An antenna is a device used to transmit and receive electromagnetic waves, such as radio waves and microwaves. Antennas are found in a great variety of communication devices, including radios and television sets, weather radar systems, satellite communications systems, and radio astronomy research centers.
Your local radio station uses an antenna to transmit the programs it broadcasts. Words that are spoken or music that is played within the station are converted to electrical signals. These signals are then transmitted to an antenna in the form of an electric current. Electrons inside the antenna vibrate back and forth with the same frequency as the incoming
electric current. The vibration is characteristic of the sounds produced within the station.
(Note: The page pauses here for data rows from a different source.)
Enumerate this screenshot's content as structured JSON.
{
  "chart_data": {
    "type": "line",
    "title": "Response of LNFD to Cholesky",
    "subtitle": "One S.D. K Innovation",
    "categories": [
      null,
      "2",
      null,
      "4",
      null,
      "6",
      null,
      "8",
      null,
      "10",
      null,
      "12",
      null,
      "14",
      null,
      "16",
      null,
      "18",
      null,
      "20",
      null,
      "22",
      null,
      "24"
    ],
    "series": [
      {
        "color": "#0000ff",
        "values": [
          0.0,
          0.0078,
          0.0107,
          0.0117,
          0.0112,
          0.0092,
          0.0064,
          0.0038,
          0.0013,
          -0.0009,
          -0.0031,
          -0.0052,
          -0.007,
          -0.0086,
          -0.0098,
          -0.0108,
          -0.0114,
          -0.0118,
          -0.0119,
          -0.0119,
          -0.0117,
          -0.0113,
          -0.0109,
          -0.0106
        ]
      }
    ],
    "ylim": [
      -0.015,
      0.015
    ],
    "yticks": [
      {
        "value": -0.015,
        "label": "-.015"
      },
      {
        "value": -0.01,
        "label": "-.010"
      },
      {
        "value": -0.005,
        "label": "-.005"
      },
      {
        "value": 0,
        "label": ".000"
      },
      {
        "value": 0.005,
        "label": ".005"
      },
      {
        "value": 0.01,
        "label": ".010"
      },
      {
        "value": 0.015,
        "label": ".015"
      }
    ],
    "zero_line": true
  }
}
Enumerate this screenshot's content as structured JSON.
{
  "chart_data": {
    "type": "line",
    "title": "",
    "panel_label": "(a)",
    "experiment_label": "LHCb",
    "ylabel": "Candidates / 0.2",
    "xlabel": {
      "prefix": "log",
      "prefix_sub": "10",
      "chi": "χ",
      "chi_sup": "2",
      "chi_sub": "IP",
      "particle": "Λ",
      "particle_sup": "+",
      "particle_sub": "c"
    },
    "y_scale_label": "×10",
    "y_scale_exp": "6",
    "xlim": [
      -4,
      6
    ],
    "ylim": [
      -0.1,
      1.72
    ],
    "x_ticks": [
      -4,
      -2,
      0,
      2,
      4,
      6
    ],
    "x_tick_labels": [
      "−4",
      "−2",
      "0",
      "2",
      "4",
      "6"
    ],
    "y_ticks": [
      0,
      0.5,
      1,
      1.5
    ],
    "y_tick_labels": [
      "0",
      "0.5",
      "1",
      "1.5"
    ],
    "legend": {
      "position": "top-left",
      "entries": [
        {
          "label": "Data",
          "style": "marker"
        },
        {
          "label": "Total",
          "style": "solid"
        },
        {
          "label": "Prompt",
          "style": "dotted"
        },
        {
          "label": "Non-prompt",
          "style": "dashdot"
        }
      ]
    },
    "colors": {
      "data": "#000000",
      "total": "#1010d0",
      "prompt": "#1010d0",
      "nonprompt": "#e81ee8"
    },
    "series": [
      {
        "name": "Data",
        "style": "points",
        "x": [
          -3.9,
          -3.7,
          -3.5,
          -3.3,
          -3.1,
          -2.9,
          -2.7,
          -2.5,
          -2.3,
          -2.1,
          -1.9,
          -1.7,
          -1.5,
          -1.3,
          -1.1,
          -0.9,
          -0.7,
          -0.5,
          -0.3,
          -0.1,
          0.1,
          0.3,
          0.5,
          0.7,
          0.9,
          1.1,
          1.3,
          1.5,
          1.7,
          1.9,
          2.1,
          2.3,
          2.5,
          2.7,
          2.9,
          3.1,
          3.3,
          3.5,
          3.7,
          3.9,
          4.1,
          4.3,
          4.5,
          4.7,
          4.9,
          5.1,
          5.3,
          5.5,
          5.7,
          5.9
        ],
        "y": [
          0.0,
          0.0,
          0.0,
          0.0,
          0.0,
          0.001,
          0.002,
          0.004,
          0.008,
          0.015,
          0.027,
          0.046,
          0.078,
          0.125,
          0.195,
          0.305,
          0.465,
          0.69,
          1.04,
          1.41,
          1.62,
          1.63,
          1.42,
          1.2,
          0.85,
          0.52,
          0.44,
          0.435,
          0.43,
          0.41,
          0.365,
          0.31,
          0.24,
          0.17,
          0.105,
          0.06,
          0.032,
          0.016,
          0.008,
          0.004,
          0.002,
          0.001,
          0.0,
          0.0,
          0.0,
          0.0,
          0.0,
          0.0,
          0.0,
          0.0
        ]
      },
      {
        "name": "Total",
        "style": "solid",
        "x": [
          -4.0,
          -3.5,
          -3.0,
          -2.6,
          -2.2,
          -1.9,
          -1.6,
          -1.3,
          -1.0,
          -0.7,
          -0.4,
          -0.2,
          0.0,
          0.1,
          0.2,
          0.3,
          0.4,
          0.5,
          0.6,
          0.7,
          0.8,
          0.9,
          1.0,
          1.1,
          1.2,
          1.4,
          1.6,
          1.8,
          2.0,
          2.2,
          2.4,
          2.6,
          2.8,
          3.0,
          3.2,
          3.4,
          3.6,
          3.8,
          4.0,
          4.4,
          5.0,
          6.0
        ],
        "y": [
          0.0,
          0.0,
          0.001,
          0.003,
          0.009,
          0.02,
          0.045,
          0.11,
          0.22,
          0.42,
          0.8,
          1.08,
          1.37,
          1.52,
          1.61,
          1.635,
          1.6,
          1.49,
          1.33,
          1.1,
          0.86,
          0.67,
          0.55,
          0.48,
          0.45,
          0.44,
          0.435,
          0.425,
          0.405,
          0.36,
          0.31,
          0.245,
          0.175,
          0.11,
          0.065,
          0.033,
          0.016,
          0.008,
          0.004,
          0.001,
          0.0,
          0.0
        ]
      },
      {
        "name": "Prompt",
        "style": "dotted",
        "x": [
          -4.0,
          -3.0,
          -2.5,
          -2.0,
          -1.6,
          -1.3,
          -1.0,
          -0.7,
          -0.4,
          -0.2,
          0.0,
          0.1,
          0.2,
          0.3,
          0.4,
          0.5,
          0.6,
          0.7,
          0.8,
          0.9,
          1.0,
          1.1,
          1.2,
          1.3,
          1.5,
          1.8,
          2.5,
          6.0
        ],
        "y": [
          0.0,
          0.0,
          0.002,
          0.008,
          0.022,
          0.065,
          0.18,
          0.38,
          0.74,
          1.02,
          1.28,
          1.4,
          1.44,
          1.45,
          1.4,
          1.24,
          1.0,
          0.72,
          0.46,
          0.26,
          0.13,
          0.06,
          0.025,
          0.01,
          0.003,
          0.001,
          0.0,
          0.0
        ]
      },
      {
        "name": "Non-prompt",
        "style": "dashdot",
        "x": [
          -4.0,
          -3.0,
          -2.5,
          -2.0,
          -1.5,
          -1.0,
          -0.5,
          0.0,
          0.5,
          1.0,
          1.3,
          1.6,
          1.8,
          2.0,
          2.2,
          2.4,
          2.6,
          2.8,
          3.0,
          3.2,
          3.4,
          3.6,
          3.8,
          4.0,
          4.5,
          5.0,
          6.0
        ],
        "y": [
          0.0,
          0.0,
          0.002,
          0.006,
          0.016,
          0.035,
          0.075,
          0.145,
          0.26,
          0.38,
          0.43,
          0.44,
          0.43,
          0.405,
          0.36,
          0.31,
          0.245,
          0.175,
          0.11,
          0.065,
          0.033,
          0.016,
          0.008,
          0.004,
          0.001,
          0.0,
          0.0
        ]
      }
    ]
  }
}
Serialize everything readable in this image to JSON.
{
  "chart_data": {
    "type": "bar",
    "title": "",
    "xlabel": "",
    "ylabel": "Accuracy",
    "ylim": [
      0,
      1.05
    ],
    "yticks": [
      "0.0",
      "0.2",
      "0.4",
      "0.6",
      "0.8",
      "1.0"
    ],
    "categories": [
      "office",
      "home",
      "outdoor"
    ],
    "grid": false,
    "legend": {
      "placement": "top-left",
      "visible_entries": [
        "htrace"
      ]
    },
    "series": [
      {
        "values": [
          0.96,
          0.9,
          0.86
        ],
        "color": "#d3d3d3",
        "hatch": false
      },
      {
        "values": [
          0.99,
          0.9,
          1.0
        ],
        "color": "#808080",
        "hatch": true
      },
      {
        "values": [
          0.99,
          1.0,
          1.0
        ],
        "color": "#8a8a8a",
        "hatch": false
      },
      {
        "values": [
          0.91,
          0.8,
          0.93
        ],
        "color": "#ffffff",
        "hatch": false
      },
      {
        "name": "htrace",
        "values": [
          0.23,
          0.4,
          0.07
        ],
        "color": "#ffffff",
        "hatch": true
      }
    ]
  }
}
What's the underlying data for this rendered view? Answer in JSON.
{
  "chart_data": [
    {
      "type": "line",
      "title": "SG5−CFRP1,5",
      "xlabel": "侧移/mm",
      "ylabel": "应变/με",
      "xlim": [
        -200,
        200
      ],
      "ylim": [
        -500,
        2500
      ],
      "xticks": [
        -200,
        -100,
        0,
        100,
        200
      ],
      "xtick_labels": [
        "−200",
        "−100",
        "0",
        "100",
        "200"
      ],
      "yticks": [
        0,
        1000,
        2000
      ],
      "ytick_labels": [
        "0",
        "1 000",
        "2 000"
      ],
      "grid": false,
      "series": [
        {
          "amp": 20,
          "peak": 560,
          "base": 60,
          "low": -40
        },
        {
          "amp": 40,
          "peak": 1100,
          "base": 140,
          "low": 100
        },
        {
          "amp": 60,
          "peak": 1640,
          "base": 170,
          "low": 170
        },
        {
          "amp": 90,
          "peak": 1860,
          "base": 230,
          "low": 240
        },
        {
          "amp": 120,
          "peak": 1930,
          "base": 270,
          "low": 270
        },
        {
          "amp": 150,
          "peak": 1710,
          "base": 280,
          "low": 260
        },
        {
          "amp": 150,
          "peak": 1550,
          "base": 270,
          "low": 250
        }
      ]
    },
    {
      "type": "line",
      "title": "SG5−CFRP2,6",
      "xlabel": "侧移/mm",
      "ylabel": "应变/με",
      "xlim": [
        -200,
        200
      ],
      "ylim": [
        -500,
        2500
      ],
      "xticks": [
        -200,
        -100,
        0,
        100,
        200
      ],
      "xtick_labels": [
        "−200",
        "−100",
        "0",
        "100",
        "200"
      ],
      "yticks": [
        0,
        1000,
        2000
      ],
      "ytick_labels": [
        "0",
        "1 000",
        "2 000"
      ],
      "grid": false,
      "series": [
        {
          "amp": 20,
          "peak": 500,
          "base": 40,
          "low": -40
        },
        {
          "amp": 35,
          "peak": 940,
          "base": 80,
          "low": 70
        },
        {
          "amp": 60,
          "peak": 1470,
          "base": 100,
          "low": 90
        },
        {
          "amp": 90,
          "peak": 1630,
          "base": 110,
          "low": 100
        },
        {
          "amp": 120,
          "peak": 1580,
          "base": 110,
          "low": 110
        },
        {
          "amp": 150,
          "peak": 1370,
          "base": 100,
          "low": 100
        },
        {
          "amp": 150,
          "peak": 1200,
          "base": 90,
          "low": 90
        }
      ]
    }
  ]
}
As these electrons vibrate, they create an electromagnetic wave in the air around the antenna. That wave spreads out and travels in all directions from the antenna. The frequency of the wave is the same as the frequency of the electron vibration in the antenna and of the sounds spoken in the station.
An antenna placed in the path of these waves reverses the above process. Electromagnetic waves in the air cause electrons in the receiving antenna to begin vibrating. The frequency of vibration is the same in the receiving antenna as it is in the wave. The vibrating electrons are converted into an electrical current, which travels into your radio receiver and is converted back into sound.
Antennas come in all sizes and shapes, from the tiny units found in miniature transistor radios to the massive structures used to transmit messages to and receive messages from outer space.